Sixta Pérez García es originaria del cantón El Carrizal del municipio Santo Domingo de Guzmán. Ella y sus hermanos son nahuahablantes, son poseedores de una herencia lingüística de sus padres, María Presentación García Pérez y Tiburcio Pérez, que hablaban el náhuat de manera fluida. También sus abuelos maternos eran originarios de Santo Domingo de Guzmán, trabajadores del campo y de orfebrería de barro.
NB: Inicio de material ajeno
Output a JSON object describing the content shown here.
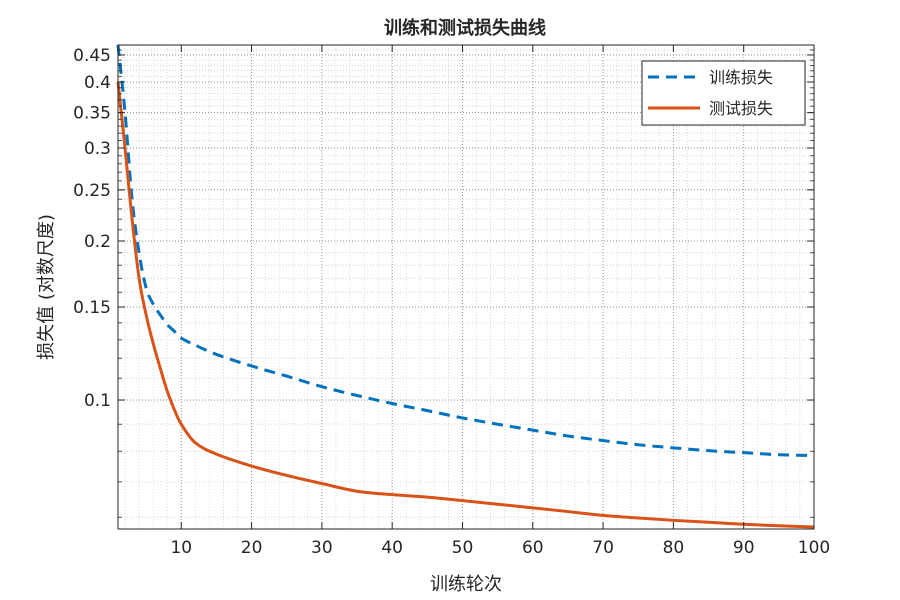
{
  "chart_data": {
    "type": "line",
    "title": "训练和测试损失曲线",
    "xlabel": "训练轮次",
    "ylabel": "损失值 (对数尺度)",
    "xlim": [
      1,
      100
    ],
    "ylim": [
      0.057,
      0.47
    ],
    "yscale": "log",
    "grid": true,
    "minor_grid": true,
    "legend_position": "top-right",
    "xticks": [
      10,
      20,
      30,
      40,
      50,
      60,
      70,
      80,
      90,
      100
    ],
    "yticks": [
      0.1,
      0.15,
      0.2,
      0.25,
      0.3,
      0.35,
      0.4,
      0.45
    ],
    "x": [
      1,
      2,
      3,
      4,
      5,
      6,
      7,
      8,
      9,
      10,
      12,
      15,
      20,
      25,
      30,
      35,
      40,
      45,
      50,
      55,
      60,
      65,
      70,
      75,
      80,
      85,
      90,
      95,
      100
    ],
    "series": [
      {
        "name": "训练损失",
        "color": "#0072bd",
        "dash": "dashed",
        "values": [
          0.47,
          0.35,
          0.24,
          0.19,
          0.163,
          0.152,
          0.145,
          0.139,
          0.135,
          0.131,
          0.127,
          0.122,
          0.116,
          0.111,
          0.106,
          0.102,
          0.0985,
          0.0955,
          0.0925,
          0.09,
          0.0877,
          0.0855,
          0.0838,
          0.0823,
          0.0812,
          0.0802,
          0.0795,
          0.0788,
          0.0785
        ]
      },
      {
        "name": "测试损失",
        "color": "#d95319",
        "dash": "solid",
        "values": [
          0.4,
          0.3,
          0.22,
          0.17,
          0.145,
          0.128,
          0.115,
          0.104,
          0.096,
          0.09,
          0.083,
          0.079,
          0.075,
          0.072,
          0.0695,
          0.0672,
          0.0662,
          0.0655,
          0.0645,
          0.0635,
          0.0625,
          0.0615,
          0.0605,
          0.0598,
          0.0592,
          0.0587,
          0.0582,
          0.0578,
          0.0575
        ]
      }
    ]
  }
}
Durante su infancia observó que en el pueblo todas hablaban náhuat.  Como los «adultos nos hablaban náhuat entonces aprendimos el idioma.» Sus padres se dirigían a ellos en náhuat, y aunque hablaban español, las conversaciones familiares se daban en el idioma originario.
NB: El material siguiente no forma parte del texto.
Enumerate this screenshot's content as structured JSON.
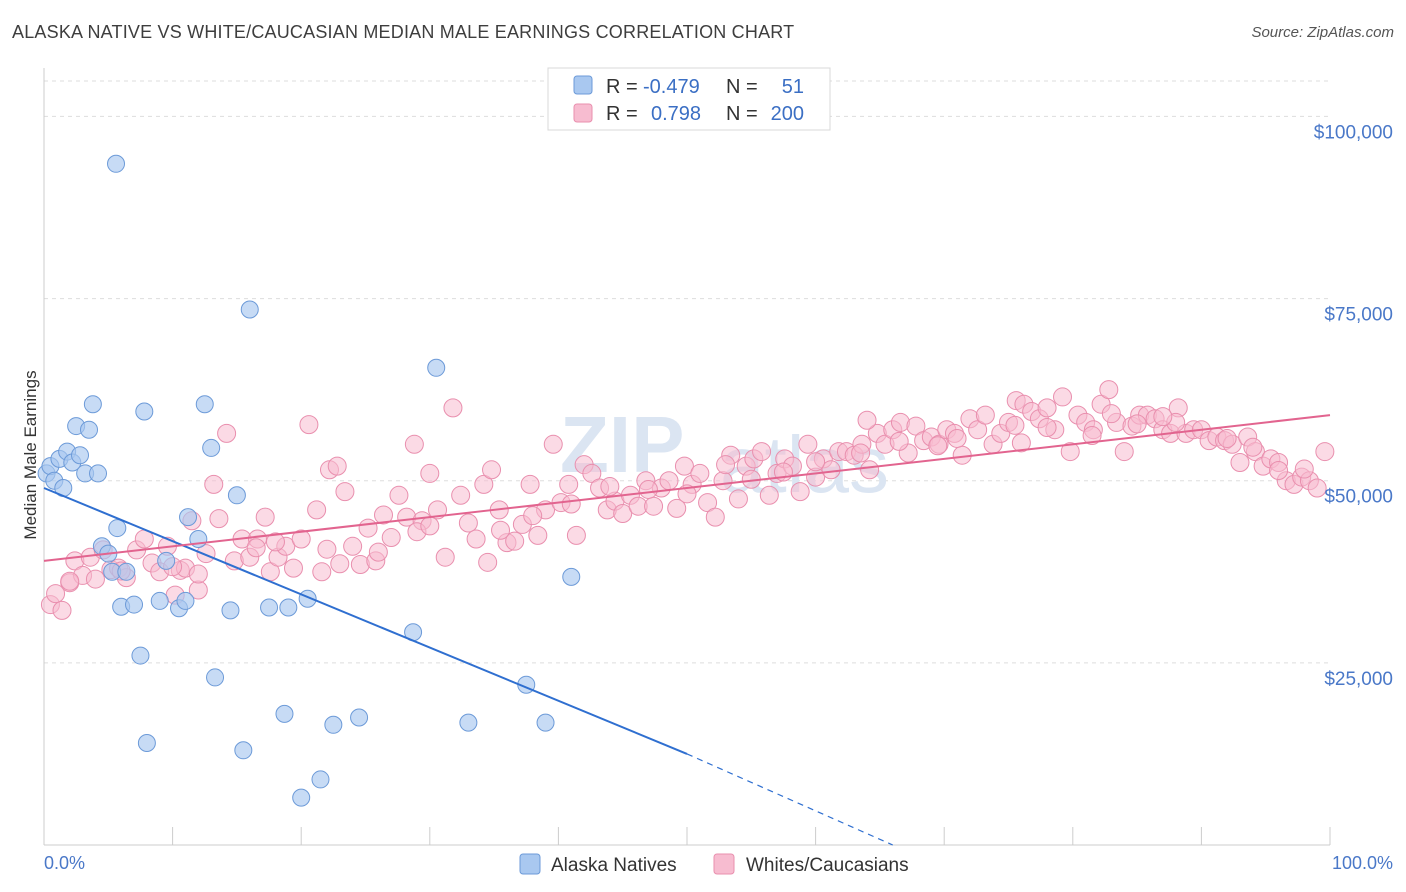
{
  "title": "ALASKA NATIVE VS WHITE/CAUCASIAN MEDIAN MALE EARNINGS CORRELATION CHART",
  "source": "Source: ZipAtlas.com",
  "watermark": {
    "zip": "ZIP",
    "atlas": "atlas"
  },
  "colors": {
    "blue_fill": "#a9c8f0",
    "blue_stroke": "#6c9ad8",
    "blue_line": "#2f6fd0",
    "pink_fill": "#f7bcd0",
    "pink_stroke": "#e98fae",
    "pink_line": "#e2648f",
    "grid": "#dddddd",
    "tick_label": "#4a78c8"
  },
  "legend": {
    "rows": [
      {
        "r_label": "R =",
        "r_value": "-0.479",
        "n_label": "N =",
        "n_value": "51"
      },
      {
        "r_label": "R =",
        "r_value": "0.798",
        "n_label": "N =",
        "n_value": "200"
      }
    ]
  },
  "bottom_legend": [
    "Alaska Natives",
    "Whites/Caucasians"
  ],
  "chart_data": {
    "type": "scatter",
    "xlabel": "",
    "ylabel": "Median Male Earnings",
    "xlim": [
      0,
      100
    ],
    "ylim": [
      0,
      105000
    ],
    "x_tick_labels": [
      "0.0%",
      "100.0%"
    ],
    "y_ticks": [
      25000,
      50000,
      75000,
      100000
    ],
    "y_tick_labels": [
      "$25,000",
      "$50,000",
      "$75,000",
      "$100,000"
    ],
    "grid": true,
    "legend_position": "top-center",
    "series": [
      {
        "name": "Alaska Natives",
        "color": "#a9c8f0",
        "trend": {
          "x0": 0,
          "y0": 49000,
          "x1": 50,
          "y1": 12500,
          "dashed_to_x": 66,
          "dashed_to_y": 0
        },
        "points": [
          [
            0.2,
            51000
          ],
          [
            0.5,
            52000
          ],
          [
            0.8,
            50000
          ],
          [
            1.2,
            53000
          ],
          [
            1.5,
            49000
          ],
          [
            1.8,
            54000
          ],
          [
            2.2,
            52500
          ],
          [
            2.5,
            57500
          ],
          [
            2.8,
            53500
          ],
          [
            3.2,
            51000
          ],
          [
            3.5,
            57000
          ],
          [
            3.8,
            60500
          ],
          [
            4.2,
            51000
          ],
          [
            4.5,
            41000
          ],
          [
            5.0,
            40000
          ],
          [
            5.3,
            37500
          ],
          [
            5.7,
            43500
          ],
          [
            6.0,
            32700
          ],
          [
            6.4,
            37500
          ],
          [
            7.0,
            33000
          ],
          [
            7.5,
            26000
          ],
          [
            8.0,
            14000
          ],
          [
            5.6,
            93500
          ],
          [
            7.8,
            59500
          ],
          [
            9.0,
            33500
          ],
          [
            9.5,
            39000
          ],
          [
            10.5,
            32500
          ],
          [
            11.2,
            45000
          ],
          [
            11.0,
            33500
          ],
          [
            12.0,
            42000
          ],
          [
            12.5,
            60500
          ],
          [
            13.0,
            54500
          ],
          [
            13.3,
            23000
          ],
          [
            14.5,
            32200
          ],
          [
            15.0,
            48000
          ],
          [
            15.5,
            13000
          ],
          [
            16.0,
            73500
          ],
          [
            17.5,
            32600
          ],
          [
            18.7,
            18000
          ],
          [
            19.0,
            32600
          ],
          [
            20.5,
            33800
          ],
          [
            21.5,
            9000
          ],
          [
            20.0,
            6500
          ],
          [
            22.5,
            16500
          ],
          [
            24.5,
            17500
          ],
          [
            28.7,
            29200
          ],
          [
            30.5,
            65500
          ],
          [
            33.0,
            16800
          ],
          [
            37.5,
            22000
          ],
          [
            39.0,
            16800
          ],
          [
            41.0,
            36800
          ]
        ]
      },
      {
        "name": "Whites/Caucasians",
        "color": "#f7bcd0",
        "trend": {
          "x0": 0,
          "y0": 39000,
          "x1": 100,
          "y1": 59000
        },
        "points": [
          [
            0.5,
            33000
          ],
          [
            0.9,
            34500
          ],
          [
            1.4,
            32200
          ],
          [
            2.0,
            36000
          ],
          [
            2.4,
            39000
          ],
          [
            3.0,
            37000
          ],
          [
            3.6,
            39500
          ],
          [
            4.0,
            36500
          ],
          [
            4.6,
            40500
          ],
          [
            5.2,
            37800
          ],
          [
            5.8,
            38000
          ],
          [
            6.4,
            36700
          ],
          [
            7.2,
            40500
          ],
          [
            7.8,
            42000
          ],
          [
            8.4,
            38700
          ],
          [
            9.0,
            37500
          ],
          [
            9.6,
            41000
          ],
          [
            10.2,
            34300
          ],
          [
            10.6,
            37700
          ],
          [
            11.0,
            38000
          ],
          [
            11.5,
            44500
          ],
          [
            12.0,
            35000
          ],
          [
            12.6,
            40000
          ],
          [
            13.2,
            49500
          ],
          [
            13.6,
            44800
          ],
          [
            14.2,
            56500
          ],
          [
            14.8,
            39000
          ],
          [
            15.4,
            42000
          ],
          [
            16.0,
            39500
          ],
          [
            16.6,
            42000
          ],
          [
            17.2,
            45000
          ],
          [
            17.6,
            37500
          ],
          [
            18.2,
            39500
          ],
          [
            18.8,
            41000
          ],
          [
            19.4,
            38000
          ],
          [
            20.0,
            42000
          ],
          [
            20.6,
            57700
          ],
          [
            21.2,
            46000
          ],
          [
            21.6,
            37500
          ],
          [
            22.2,
            51500
          ],
          [
            22.8,
            52000
          ],
          [
            23.4,
            48500
          ],
          [
            24.0,
            41000
          ],
          [
            24.6,
            38500
          ],
          [
            25.2,
            43500
          ],
          [
            25.8,
            39000
          ],
          [
            26.4,
            45300
          ],
          [
            27.0,
            42200
          ],
          [
            27.6,
            48000
          ],
          [
            28.2,
            45000
          ],
          [
            28.8,
            55000
          ],
          [
            29.4,
            44500
          ],
          [
            30.0,
            51000
          ],
          [
            30.6,
            46000
          ],
          [
            31.2,
            39500
          ],
          [
            31.8,
            60000
          ],
          [
            32.4,
            48000
          ],
          [
            33.0,
            44200
          ],
          [
            33.6,
            42000
          ],
          [
            34.2,
            49500
          ],
          [
            34.8,
            51500
          ],
          [
            35.4,
            46000
          ],
          [
            36.0,
            41500
          ],
          [
            36.6,
            41700
          ],
          [
            37.2,
            44000
          ],
          [
            37.8,
            49500
          ],
          [
            38.4,
            42500
          ],
          [
            39.0,
            46000
          ],
          [
            39.6,
            55000
          ],
          [
            40.2,
            47000
          ],
          [
            40.8,
            49500
          ],
          [
            41.4,
            42500
          ],
          [
            42.0,
            52200
          ],
          [
            42.6,
            51000
          ],
          [
            43.2,
            49000
          ],
          [
            43.8,
            46000
          ],
          [
            44.4,
            47200
          ],
          [
            45.0,
            45500
          ],
          [
            45.6,
            48000
          ],
          [
            46.2,
            46500
          ],
          [
            46.8,
            50000
          ],
          [
            47.4,
            46500
          ],
          [
            48.0,
            49000
          ],
          [
            48.6,
            50000
          ],
          [
            49.2,
            46200
          ],
          [
            49.8,
            52000
          ],
          [
            50.4,
            49500
          ],
          [
            51.0,
            51000
          ],
          [
            51.6,
            47000
          ],
          [
            52.2,
            45000
          ],
          [
            52.8,
            50000
          ],
          [
            53.4,
            53500
          ],
          [
            54.0,
            47500
          ],
          [
            54.6,
            52000
          ],
          [
            55.2,
            53000
          ],
          [
            55.8,
            54000
          ],
          [
            56.4,
            48000
          ],
          [
            57.0,
            51000
          ],
          [
            57.6,
            53000
          ],
          [
            58.2,
            52000
          ],
          [
            58.8,
            48500
          ],
          [
            59.4,
            55000
          ],
          [
            60.0,
            50500
          ],
          [
            60.6,
            53000
          ],
          [
            61.2,
            51500
          ],
          [
            61.8,
            54000
          ],
          [
            62.4,
            54000
          ],
          [
            63.0,
            53500
          ],
          [
            63.6,
            55000
          ],
          [
            64.2,
            51500
          ],
          [
            64.8,
            56500
          ],
          [
            65.4,
            55000
          ],
          [
            66.0,
            57000
          ],
          [
            66.6,
            58000
          ],
          [
            67.2,
            53800
          ],
          [
            67.8,
            57500
          ],
          [
            68.4,
            55500
          ],
          [
            69.0,
            56000
          ],
          [
            69.6,
            55000
          ],
          [
            70.2,
            57000
          ],
          [
            70.8,
            56500
          ],
          [
            71.4,
            53500
          ],
          [
            72.0,
            58500
          ],
          [
            72.6,
            57000
          ],
          [
            73.2,
            59000
          ],
          [
            73.8,
            55000
          ],
          [
            74.4,
            56500
          ],
          [
            75.0,
            58000
          ],
          [
            75.6,
            61000
          ],
          [
            76.2,
            60500
          ],
          [
            76.8,
            59500
          ],
          [
            77.4,
            58500
          ],
          [
            78.0,
            60000
          ],
          [
            78.6,
            57000
          ],
          [
            79.2,
            61500
          ],
          [
            79.8,
            54000
          ],
          [
            80.4,
            59000
          ],
          [
            81.0,
            58000
          ],
          [
            81.6,
            57000
          ],
          [
            82.2,
            60500
          ],
          [
            82.8,
            62500
          ],
          [
            83.4,
            58000
          ],
          [
            84.0,
            54000
          ],
          [
            84.6,
            57500
          ],
          [
            85.2,
            59000
          ],
          [
            85.8,
            59000
          ],
          [
            86.4,
            58500
          ],
          [
            87.0,
            57000
          ],
          [
            87.6,
            56500
          ],
          [
            88.2,
            60000
          ],
          [
            88.8,
            56500
          ],
          [
            89.4,
            57000
          ],
          [
            90.0,
            57000
          ],
          [
            90.6,
            55500
          ],
          [
            91.2,
            56000
          ],
          [
            91.8,
            55500
          ],
          [
            92.4,
            55000
          ],
          [
            93.0,
            52500
          ],
          [
            93.6,
            56000
          ],
          [
            94.2,
            54000
          ],
          [
            94.8,
            52000
          ],
          [
            95.4,
            53000
          ],
          [
            96.0,
            52500
          ],
          [
            96.6,
            50000
          ],
          [
            97.2,
            49500
          ],
          [
            97.8,
            50500
          ],
          [
            98.4,
            50000
          ],
          [
            99.0,
            49000
          ],
          [
            99.6,
            54000
          ],
          [
            26.0,
            40200
          ],
          [
            34.5,
            38800
          ],
          [
            53.0,
            52200
          ],
          [
            64.0,
            58300
          ],
          [
            76.0,
            55200
          ],
          [
            85.0,
            57800
          ],
          [
            92.0,
            55800
          ],
          [
            2.0,
            36200
          ],
          [
            6.0,
            37600
          ],
          [
            12.0,
            37200
          ],
          [
            18.0,
            41600
          ],
          [
            23.0,
            38600
          ],
          [
            29.0,
            43000
          ],
          [
            35.5,
            43200
          ],
          [
            41.0,
            46800
          ],
          [
            47.0,
            48800
          ],
          [
            55.0,
            50200
          ],
          [
            60.0,
            52600
          ],
          [
            66.5,
            55400
          ],
          [
            71.0,
            55800
          ],
          [
            78.0,
            57300
          ],
          [
            83.0,
            59200
          ],
          [
            88.0,
            58000
          ],
          [
            94.0,
            54600
          ],
          [
            98.0,
            51600
          ],
          [
            10.0,
            38200
          ],
          [
            16.5,
            40800
          ],
          [
            22.0,
            40600
          ],
          [
            30.0,
            43800
          ],
          [
            38.0,
            45200
          ],
          [
            44.0,
            49200
          ],
          [
            50.0,
            48200
          ],
          [
            57.5,
            51200
          ],
          [
            63.5,
            53800
          ],
          [
            69.5,
            54800
          ],
          [
            75.5,
            57600
          ],
          [
            81.5,
            56200
          ],
          [
            87.0,
            58800
          ],
          [
            96.0,
            51400
          ]
        ]
      }
    ]
  }
}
Con orgullo explica que cuando se reúne con las nantzin hablan en náhuat, pues para ella no es vergüenza, por el contrario, es el idioma de su pueblo y de sus padres.

Cuando se presenta amablemente dice que es originaria de Witzapan que en náhuat es “rio de espinas”, antiguo nombre de Santo Domingo de Guzmán. Actualmente tiene 79 años y a lo largo de sus años ha contribuido de manera sustancial a la cultura indígena como maestra de náhuat.

Vive en un terreno heredado por su padre, junto a su hijo y su nuera. Lugar desde donde ha contribuido en gran manera a la enseñanza y difusión del idioma náhuat.

Pese a que sólo pudo estudiar el segundo grado de la educación básica debido a que tuvo que empezar a trabajar en oficios domésticos, es hoy una importante maestra de náhuat y su trabajo ha ayudado al rescate de dicha lengua originaría en El Salvador.

Lamentablemente, explica que en Santo Domingo de Guzmán se dejó de hablar el náhuat porque fueron falleciendo los hablantes, y las nuevas generaciones no quieren hablar la lengua. «Es triste que las personas de la comunidad no quieran hablar la lengua de nuestro pueblo, Son pocos los hablantes que quedan», dice Sixta Pérez con preocupación pensando en el día que ya no estén los últimos nahuablantes de los cuales ella es una.

Sin embargo, le alegra que personas externas a la comunidad se hayan interesado en el idioma y para ella es una alegría enseñarles, “Me alegro porque cuando yo ya no esté, mi náhuat va a quedar con los que tuvieron esa buena voluntad de aprender lo que yo les estoy enseñando”.

Ha enseñado el náhuat a niños, adolescente y adultos, logrando así la formación de neonahuablantes. Uno de ellos es Héctor Martínez que con su iniciativa “Timumachtikan Nawat” sigue impulsando el idioma dentro y fuera del país.

Para Martínez, Nantzin Sixta ha dado un gran impulso en Ne Ichan Safoura, ya que gracias a ella están validando todo lo que se enseña, además de repasar lo aprendido entre semana con su ayuda. Con su ayuda se estudia más que el idioma, pues ella orienta sobre la cosmovisión nahua, sobre historias antiguas que recuerda que le contaban sus abuelitos. Esas experiencias son las más valiosas recalca.

“Las clases con nantzin Sixta nos permite vencer la brecha tecnológica entre los pueblos indígenas y la tecnología, ya que se le dotó de todos los recursos necesarios para desarrollar estas clases gratuitas a la que todos los salvadoreños interesados pueden acceder”, dijo Héctor Martínez.

Cuando ella era joven nunca se imaginó que se convertiría en una maestra, sin embargo hoy es una maestra querida y de gran importancia porque con su trabajo se convierte en una defensora del náhuat que podría desaparecer. El sueño de Nantzin Sixta Pérez es que el nuestra lengua materna no muera y que entre las nuevas generaciones surjan hablantes que desarrollen el idioma a la perfección y de esa manera la lengua de sus antepasados y su pueblo perdure.